Students Perform, Celebrate Asian Night Market
For the first time since 2019, the campus gathered at Asian Night Market, an event complete with food, art, and performances from a number of Asian diasporic organizations on campus. Asian Night Market was created in 2011 to replicate the kinds of markets common in different parts of Asia. The event strives to give Asian students a chance to engage with their cultural heritage while also providing non-Asian students an opportunity to learn about these traditions.
College fourth-year Sarah Wong performed at Asian Night Market with Oberlin College Taiko. She talked about the festival’s ability to teach others about Asian diasporic cultures.
“This is a chance for us to showcase the most fun parts of our cultures and also some of the most accessible parts of our cultures,” she said. “One of the things about culture is that it’s hard to learn about if you don’t know it’s there. Asian Night Market gives students a chance to get exposed to things.”
College third-year Dina Nouaime sold tote bags adorned with photos of her oil paintings at the event. Nouaime decided to donate the money she earned to Red Canary Song, a grassroots coalition that advocates for the rights of Asian and migrant sex workers. The return of the Market this year was particularly meaningful to her, given harmful rhetoric that emerged during the pandemic.
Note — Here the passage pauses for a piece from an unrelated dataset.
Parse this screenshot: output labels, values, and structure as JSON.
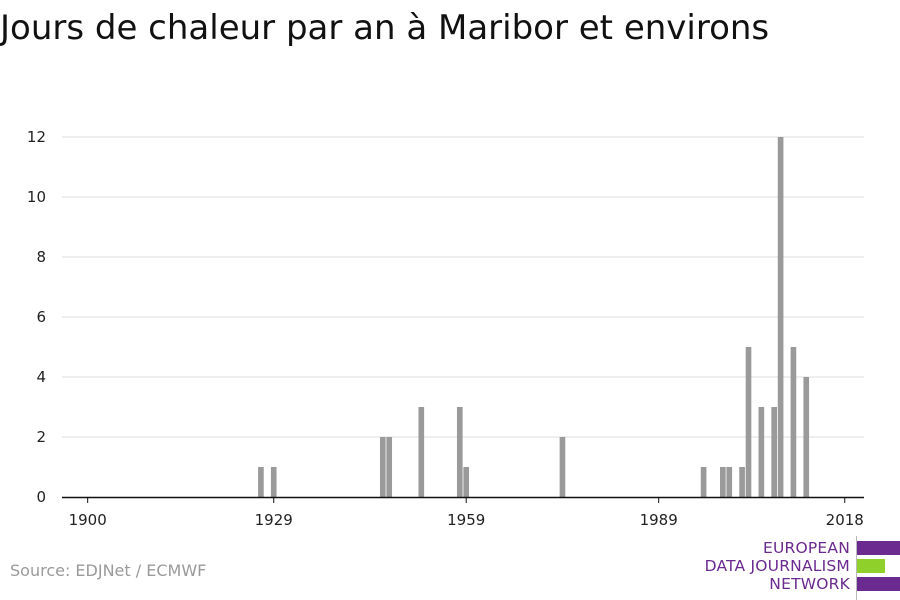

“It brings all of us together who are part of the community,” she said. “It also allows an opportunity for others outside the community to educate themselves on our cultural traditions, especially in the wake of this uptick in anti-Asian hate crimes because of COVID and all this harmful rhetoric that’s going around with our politicians. … It’s really important to band together.”
Both Wong and Nouaime agreed that Asian Night Market provided them with a sense of support from the Oberlin community, offering them a space of belonging that isn’t always available on campus.
“There’s just some kind of power and pride in being able to showcase our art form at an event like that,” Wong said. “That we were able to express ourselves loudly and proudly in this space where we knew we were supported and we knew that we had something to contribute was really something that we don’t always get in other performance spaces.”
Nouaime echoed the sentiment, offering advice to other students who may be struggling to find affinity spaces on campus.
“It’s just a reminder of how much support you can get from the Oberlin community,” she said. “It’s all there — you just kind of have to know where to look.”